Thats my mistake then. I glanced at the video but saw nothing showing that he wired to two stick together to the same button.
Per chance I doubt he gave a listing as to the length of the wire used. A shorter wire for the hori would mean that its signal would have to travel a shorter distance than the MC TE. Ergo create lag.
Ok so my friend (stick modder) replicated the test in the OP with HRAPVX v madcatz stick and his initial results have confirmed TE/SE PCB has a random 0-1f of inconsistent lag (sorry no vid). I think he said around 1/3-4 inputs the madcatz would drop a frame. Strangely the madcatz pad PCB also did the same but a LOT less 1/20-30 times it would drop. He’s gonna prob do more testing on pc and what not, but yeh confirmed other results more or less so far.
The timing differences we’re seeing would require hundreds of miles of length difference.
It does seem like the MadCatz sticks are the slowest of the bunch, but the difference is tiny. Comparable to the advantage you’d get by hit-confirming using the score or life bars instead of the character animation.
is this really going to be used as an excuse why players cant win matches? a random 0-1f… the lag must really be an issue to those top players using retail sticks when they compete.
A slow ass game like sfiv means this is not that big a deal, but random lag on a stick isn’t cool. Nowadays with HDTVs, ps3 built in lag, and now madcatz, we are facing an uphill battle to get everything “just right”. It’s a huge pain in the ass.

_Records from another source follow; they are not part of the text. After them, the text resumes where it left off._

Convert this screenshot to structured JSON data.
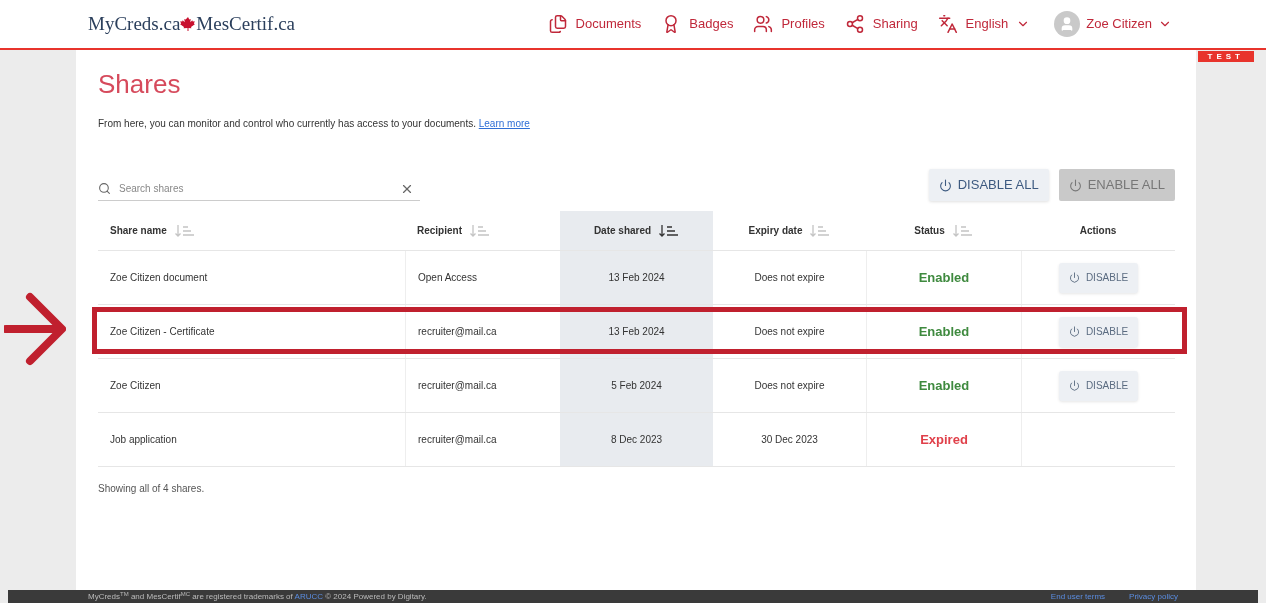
{
  "header": {
    "logo_left": "MyCreds.ca",
    "logo_right": "MesCertif.ca",
    "nav": [
      {
        "kind": "documents",
        "label": "Documents"
      },
      {
        "kind": "badges",
        "label": "Badges"
      },
      {
        "kind": "profiles",
        "label": "Profiles"
      },
      {
        "kind": "sharing",
        "label": "Sharing"
      },
      {
        "kind": "language",
        "label": "English"
      }
    ],
    "user": "Zoe Citizen"
  },
  "env_badge": "TEST",
  "page": {
    "title": "Shares",
    "intro": "From here, you can monitor and control who currently has access to your documents.",
    "learn_more": "Learn more"
  },
  "search": {
    "placeholder": "Search shares"
  },
  "bulk_actions": [
    {
      "label": "DISABLE ALL",
      "disabled": false
    },
    {
      "label": "ENABLE ALL",
      "disabled": true
    }
  ],
  "table": {
    "columns": [
      {
        "label": "Share name",
        "sortable": true,
        "selected": false
      },
      {
        "label": "Recipient",
        "sortable": true,
        "selected": false
      },
      {
        "label": "Date shared",
        "sortable": true,
        "selected": true
      },
      {
        "label": "Expiry date",
        "sortable": true,
        "selected": false
      },
      {
        "label": "Status",
        "sortable": true,
        "selected": false
      },
      {
        "label": "Actions",
        "sortable": false,
        "selected": false
      }
    ],
    "rows": [
      {
        "name": "Zoe Citizen document",
        "recipient": "Open Access",
        "date_shared": "13 Feb 2024",
        "expiry": "Does not expire",
        "status": {
          "kind": "enabled",
          "label": "Enabled"
        },
        "action": "DISABLE",
        "highlighted": false
      },
      {
        "name": "Zoe Citizen - Certificate",
        "recipient": "recruiter@mail.ca",
        "date_shared": "13 Feb 2024",
        "expiry": "Does not expire",
        "status": {
          "kind": "enabled",
          "label": "Enabled"
        },
        "action": "DISABLE",
        "highlighted": true
      },
      {
        "name": "Zoe Citizen",
        "recipient": "recruiter@mail.ca",
        "date_shared": "5 Feb 2024",
        "expiry": "Does not expire",
        "status": {
          "kind": "enabled",
          "label": "Enabled"
        },
        "action": "DISABLE",
        "highlighted": false
      },
      {
        "name": "Job application",
        "recipient": "recruiter@mail.ca",
        "date_shared": "8 Dec 2023",
        "expiry": "30 Dec 2023",
        "status": {
          "kind": "expired",
          "label": "Expired"
        },
        "highlighted": false
      }
    ]
  },
  "summary": "Showing all of 4 shares.",
  "footer": {
    "notice_before": "MyCreds$^{TM}$ and MesCertif$^{MC}$ are registered trademarks of",
    "notice_link": "ARUCC",
    "notice_after": "© 2024 Powered by Digitary.",
    "links": [
      "End user terms",
      "Privacy policy"
    ]
  }
}
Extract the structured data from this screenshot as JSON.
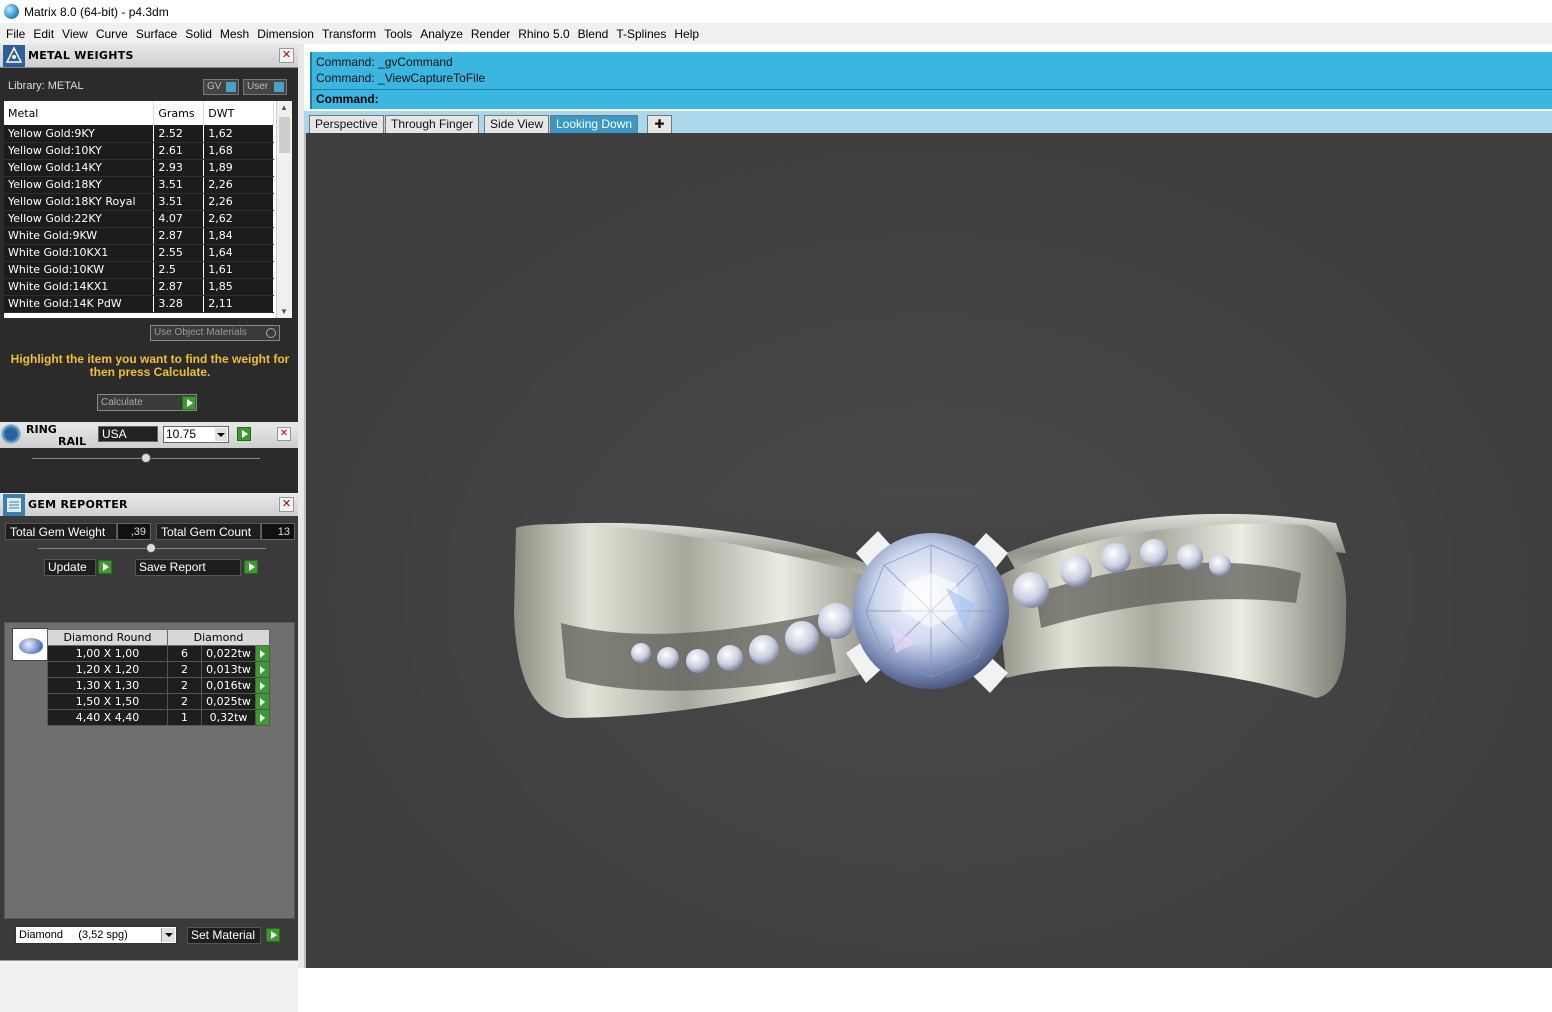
{
  "window": {
    "title": "Matrix 8.0 (64-bit) - p4.3dm"
  },
  "menu": [
    "File",
    "Edit",
    "View",
    "Curve",
    "Surface",
    "Solid",
    "Mesh",
    "Dimension",
    "Transform",
    "Tools",
    "Analyze",
    "Render",
    "Rhino 5.0",
    "Blend",
    "T-Splines",
    "Help"
  ],
  "metal_weights": {
    "title": "METAL WEIGHTS",
    "library_label": "Library: METAL",
    "toggle_gv": "GV",
    "toggle_user": "User",
    "columns": [
      "Metal",
      "Grams",
      "DWT"
    ],
    "rows": [
      [
        "Yellow Gold:9KY",
        "2.52",
        "1,62"
      ],
      [
        "Yellow Gold:10KY",
        "2.61",
        "1,68"
      ],
      [
        "Yellow Gold:14KY",
        "2.93",
        "1,89"
      ],
      [
        "Yellow Gold:18KY",
        "3.51",
        "2,26"
      ],
      [
        "Yellow Gold:18KY Royal",
        "3.51",
        "2,26"
      ],
      [
        "Yellow Gold:22KY",
        "4.07",
        "2,62"
      ],
      [
        "White Gold:9KW",
        "2.87",
        "1,84"
      ],
      [
        "White Gold:10KX1",
        "2.55",
        "1,64"
      ],
      [
        "White Gold:10KW",
        "2.5",
        "1,61"
      ],
      [
        "White Gold:14KX1",
        "2.87",
        "1,85"
      ],
      [
        "White Gold:14K PdW",
        "3.28",
        "2,11"
      ]
    ],
    "use_object_materials": "Use Object Materials",
    "hint": "Highlight the item you want to find the weight for then press Calculate.",
    "calculate": "Calculate"
  },
  "ring_rail": {
    "title_1": "RING",
    "title_2": "RAIL",
    "standard": "USA",
    "size": "10.75"
  },
  "gem_reporter": {
    "title": "GEM REPORTER",
    "total_weight_label": "Total Gem Weight",
    "total_weight": ",39",
    "total_count_label": "Total Gem Count",
    "total_count": "13",
    "update": "Update",
    "save_report": "Save Report",
    "columns": [
      "Diamond Round",
      "Diamond"
    ],
    "rows": [
      [
        "1,00 X 1,00",
        "6",
        "0,022tw"
      ],
      [
        "1,20 X 1,20",
        "2",
        "0,013tw"
      ],
      [
        "1,30 X 1,30",
        "2",
        "0,016tw"
      ],
      [
        "1,50 X 1,50",
        "2",
        "0,025tw"
      ],
      [
        "4,40 X 4,40",
        "1",
        "0,32tw"
      ]
    ],
    "material": "Diamond     (3,52 spg)",
    "set_material": "Set Material"
  },
  "command": {
    "history": [
      "Command: _gvCommand",
      "Command: _ViewCaptureToFile"
    ],
    "prompt": "Command:"
  },
  "viewport_tabs": [
    "Perspective",
    "Through Finger",
    "Side View",
    "Looking Down"
  ],
  "active_tab": "Looking Down",
  "colors": {
    "command_bg": "#3bb6e0",
    "active_tab": "#3a98c8",
    "hint_text": "#f0c030",
    "go_button": "#3c9a30"
  }
}
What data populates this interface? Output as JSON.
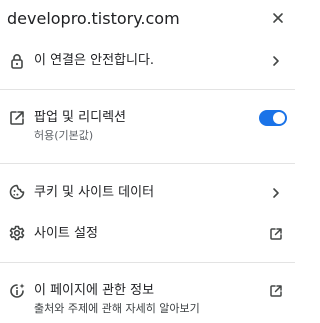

you want to make a claim like this then you need to make everything equal and not shortcut your experiment. Maybe your right and it would take hundreds of miles of wire to make that difference. Or maybe it takes the hori PCB 14 ms for the button press to get to the console and the TE 15-16ms. Ergo even with the TE stick being only 1 or 2ms slower than the hori it can create the illusion that is actually a full frame behind. You don’t know because the original tested BSed his test.
Maybe mathimatically speaking the timing difference because of the wire is moot, but if your going to be doing some “offical benchmarking”, then you need to make as everything equal as possible to get the truest results.
Even the offical evo monitors would randomly have lag that fluncuated between 0 and 20ms. On average it was under 1 frame but there are the occassional spikes that would be 1 frame of lag. Anyone using a monitor like this and not a SD CRT has no right to complain about some random few ms lag which could equal 1 frame of lag under the right circumstances since your playing with lag anyway from the monitor/tv, possibly your system, online play and now controller lag.
Guess we’ll need to start another topic and find a way to lag test all pcbs.
I wired buttons on my Madcatz SE and PS360 together. In 150 inputs, the Madcatz was a frame late 32 times the PS360 on zero. A frame is 16 2/3 ms, so that’s an average delay of 3.5 ms. 0.0035 light seconds is about 650 miles - cut that in half for slow conducting, and it’s still better than 300 miles. I can assure you that there wasn’t enough difference in lead lengths to account for that delay in my experiment.
Can you make a simple drawing on how you made the setup? Just want to know so everyone uses the same type of setup (I know there´s not many types you can wire it differently but still it would show how it is done so anyone can test it for themselves).
The best way would be to use a switch separate from either board to control gates that separate the two boards. When I did the test with the wired vs wireless, I used a 4066 chip, and the separate pushbutton activated the gate to connect the two wires. The video of the TE vs HRAP testing appear to use optoisolators to do the same thing.
Just wiring the signals together to single button by itself is a very bad idea and will skew results.
actually, this whole conversation makes me wonder about wiring resistance - I wonder, do some people wire up the stick/buttons/pcb with thicker wire, in an attempt to reduce electrical resistance? I know some audiophiles do that for speakers and such.
My only beef with the entire thread is this. I would be nuts if I had to deal with an average of 35 ms of display lag. That’s a consistent input lag of 2 frames due to the display alone. Sorry, but this is not really alright for a fighting game, just not catastrophic like, say, 67 ms.
I have two monitors, a Samsung 931BW and a Samsung 2232BW. I feel very much encouraged to use the former, even though it’s 19-inch, as opposed to being 22-inch, just because of the input lag difference (the Samsung 2232BW in the worst case supposedly has an input lag of 45 ms, and an average of 28.1 ms).
Aside from the above information, I have taken pictures of timers in a cloned video test myself and noticed the bigger monitor does indeed present a bigger input lag than the other.